Documentary film on the extraordinary life and times of Connie Norman,
the late Transgender AIDS Activist and LGBTQ media spokesperson, in early 90’s Los Angeles.
Directed by Dante Alencastre
Produced by Dante Alencastre, John Johnston
Official Selection – 2021 Outfest
Official Selection – 2021 BFI Flare London LGBTQ+ Film Festival
Official Selection – 2021 OUTshine Film Festival
Official Selection – 2021 Korea Queer Film Festival
This important film explores the extraordinary life and times of Connie Norman – the late Transgender AIDS Activist and LGBTQ media spokesperson, in early 90’s Los Angeles. She is one of the unsung heroes in the war on HIV/AIDS in the early 90’s. Many stand on Connie’s shoulders to this day, as she is a great example of activism and as an agent of change.

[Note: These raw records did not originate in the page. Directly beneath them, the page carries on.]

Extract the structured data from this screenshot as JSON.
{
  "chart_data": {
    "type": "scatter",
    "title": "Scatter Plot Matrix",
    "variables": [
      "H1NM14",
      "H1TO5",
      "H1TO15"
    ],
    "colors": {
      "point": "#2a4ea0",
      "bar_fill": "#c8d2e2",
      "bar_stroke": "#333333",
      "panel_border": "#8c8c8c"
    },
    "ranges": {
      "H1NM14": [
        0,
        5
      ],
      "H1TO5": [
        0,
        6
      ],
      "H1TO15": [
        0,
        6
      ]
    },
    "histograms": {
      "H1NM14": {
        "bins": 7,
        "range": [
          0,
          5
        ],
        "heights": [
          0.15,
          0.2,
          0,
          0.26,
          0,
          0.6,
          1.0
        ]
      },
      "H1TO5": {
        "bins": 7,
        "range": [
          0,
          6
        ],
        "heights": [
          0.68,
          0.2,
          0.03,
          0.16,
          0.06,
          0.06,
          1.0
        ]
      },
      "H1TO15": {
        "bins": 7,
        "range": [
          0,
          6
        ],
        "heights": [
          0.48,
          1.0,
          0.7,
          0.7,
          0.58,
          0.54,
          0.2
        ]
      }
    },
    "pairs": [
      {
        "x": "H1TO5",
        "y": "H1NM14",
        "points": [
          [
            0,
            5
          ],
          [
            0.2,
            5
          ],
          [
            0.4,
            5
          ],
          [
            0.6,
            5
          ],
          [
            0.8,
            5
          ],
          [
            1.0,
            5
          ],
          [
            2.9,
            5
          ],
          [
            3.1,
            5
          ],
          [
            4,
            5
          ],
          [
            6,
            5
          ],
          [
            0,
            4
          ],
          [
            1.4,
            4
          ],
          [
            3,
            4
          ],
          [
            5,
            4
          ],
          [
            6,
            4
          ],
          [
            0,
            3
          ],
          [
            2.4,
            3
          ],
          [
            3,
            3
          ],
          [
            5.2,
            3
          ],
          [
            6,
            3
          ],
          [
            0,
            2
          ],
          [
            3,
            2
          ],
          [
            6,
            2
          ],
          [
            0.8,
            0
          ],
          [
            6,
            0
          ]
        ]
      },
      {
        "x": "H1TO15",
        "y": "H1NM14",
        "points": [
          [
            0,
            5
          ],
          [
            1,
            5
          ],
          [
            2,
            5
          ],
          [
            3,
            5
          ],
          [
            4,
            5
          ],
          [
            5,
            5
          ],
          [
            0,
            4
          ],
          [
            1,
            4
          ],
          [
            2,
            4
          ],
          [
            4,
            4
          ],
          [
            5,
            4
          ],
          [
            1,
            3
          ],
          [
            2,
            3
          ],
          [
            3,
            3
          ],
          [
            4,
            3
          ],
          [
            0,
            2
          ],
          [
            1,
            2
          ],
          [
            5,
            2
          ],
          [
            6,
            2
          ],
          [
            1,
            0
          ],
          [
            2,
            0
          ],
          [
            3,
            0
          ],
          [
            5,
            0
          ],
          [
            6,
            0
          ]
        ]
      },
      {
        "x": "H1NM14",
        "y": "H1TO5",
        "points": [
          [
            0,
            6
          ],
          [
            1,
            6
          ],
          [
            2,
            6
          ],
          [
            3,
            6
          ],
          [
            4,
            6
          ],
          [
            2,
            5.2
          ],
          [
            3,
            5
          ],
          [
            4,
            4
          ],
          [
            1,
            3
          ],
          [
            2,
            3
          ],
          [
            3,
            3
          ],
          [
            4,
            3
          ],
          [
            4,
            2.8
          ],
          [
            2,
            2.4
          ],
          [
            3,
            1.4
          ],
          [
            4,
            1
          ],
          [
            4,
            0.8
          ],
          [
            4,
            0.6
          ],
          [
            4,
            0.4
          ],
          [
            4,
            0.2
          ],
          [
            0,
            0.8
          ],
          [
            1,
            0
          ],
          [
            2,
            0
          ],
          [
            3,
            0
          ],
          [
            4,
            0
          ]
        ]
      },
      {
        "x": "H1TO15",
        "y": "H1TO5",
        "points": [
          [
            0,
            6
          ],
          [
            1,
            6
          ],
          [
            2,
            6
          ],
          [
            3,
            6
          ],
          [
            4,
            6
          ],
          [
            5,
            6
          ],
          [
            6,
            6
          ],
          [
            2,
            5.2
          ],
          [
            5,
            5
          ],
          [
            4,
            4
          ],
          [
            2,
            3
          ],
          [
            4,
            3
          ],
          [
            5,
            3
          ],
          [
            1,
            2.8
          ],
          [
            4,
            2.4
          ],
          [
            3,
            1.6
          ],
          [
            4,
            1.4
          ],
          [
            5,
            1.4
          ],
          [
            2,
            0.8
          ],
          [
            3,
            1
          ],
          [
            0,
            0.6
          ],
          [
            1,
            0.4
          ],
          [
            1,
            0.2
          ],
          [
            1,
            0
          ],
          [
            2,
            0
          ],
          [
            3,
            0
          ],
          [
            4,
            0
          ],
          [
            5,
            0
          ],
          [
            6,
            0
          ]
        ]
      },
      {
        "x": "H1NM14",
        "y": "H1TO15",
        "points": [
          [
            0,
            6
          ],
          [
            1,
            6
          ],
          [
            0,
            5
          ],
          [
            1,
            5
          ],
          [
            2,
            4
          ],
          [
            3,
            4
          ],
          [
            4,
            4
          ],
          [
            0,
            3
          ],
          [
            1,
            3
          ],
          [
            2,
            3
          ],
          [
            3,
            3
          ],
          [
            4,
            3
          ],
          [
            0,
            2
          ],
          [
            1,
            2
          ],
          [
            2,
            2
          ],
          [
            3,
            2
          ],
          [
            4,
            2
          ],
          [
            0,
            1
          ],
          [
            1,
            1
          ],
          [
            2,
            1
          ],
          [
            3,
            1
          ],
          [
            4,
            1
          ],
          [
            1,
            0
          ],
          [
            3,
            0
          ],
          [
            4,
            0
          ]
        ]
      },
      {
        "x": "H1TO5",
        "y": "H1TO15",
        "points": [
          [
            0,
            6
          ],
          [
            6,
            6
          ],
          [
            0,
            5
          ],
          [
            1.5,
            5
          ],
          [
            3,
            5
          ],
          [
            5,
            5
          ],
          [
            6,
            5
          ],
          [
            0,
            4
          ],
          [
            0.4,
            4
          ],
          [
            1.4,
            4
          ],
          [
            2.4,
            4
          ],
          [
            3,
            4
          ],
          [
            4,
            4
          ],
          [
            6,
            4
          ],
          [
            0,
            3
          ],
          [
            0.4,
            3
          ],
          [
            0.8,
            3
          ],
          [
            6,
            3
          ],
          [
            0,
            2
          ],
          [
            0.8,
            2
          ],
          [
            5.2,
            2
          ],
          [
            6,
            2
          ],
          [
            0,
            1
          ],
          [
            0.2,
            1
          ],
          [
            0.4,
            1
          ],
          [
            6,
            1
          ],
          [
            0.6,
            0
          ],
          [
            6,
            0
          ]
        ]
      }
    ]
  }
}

Award-winning filmmaker Dante Alencastre (Raising Zoey; Transvisible: The Bamby Salcedo Story) makes his second Outfest feature film appearance with this timely and moving film.
Outfest 2021 Screening Schedule:
Saturday, August 21st at 11:00 am at DGA1 – In Person
Sunday, August 22nd to Tuesday, August 24th – Virtual Screening
About the film AIDS DIVA: THE LEGEND OF CONNIE NORMAN
As the self-appointed “AIDS DIVA” and masterful spokesperson for ACT UP/LA in the late 80s and early 90’s Los Angeles, Connie Norman described herself as “ex-drag queen, ex-hooker, ex-IV drug user, ex-high risk youth and current post-operative transsexual woman who is HIV positive” and simply “a human being seeking my humanity.”
Standing proudly in her multiple, fluid and evolving LGBTQ identities, she was often a lone advocate for the fledgling trans community of that era. Both beloved and confronting, Connie’s soulful and salty rantings and inter-sectional politics were heard widely through her local LGBT newspaper column and her pioneering LGBTQ cable television talk show. Fueled by the urgency of her mortality and the hard-won honesty and clarity her survival had required, Connie challenged self-hatred, hypocrisy and denial, as she evoked a humanitarian, neighborly, transcendent vision of life and love for our tribe and us all.
She served as a bridge, in both gender and politics, – from ACT UP/LA to the Radical Fairies, to right-wing talk shows to Sacramento policy meetings to her marriage to gay husband Bruce – and challenged us to confront what it means to be a woman, a man and ultimately a human being. Modeling ‘wokeness’ in an earlier era of crisis, Connie’s piercing and compassionate voice, through these rare vintage video clips, leaps into the present, urging us again to wake up, to take action, and to fully engage with our collective lives and our world.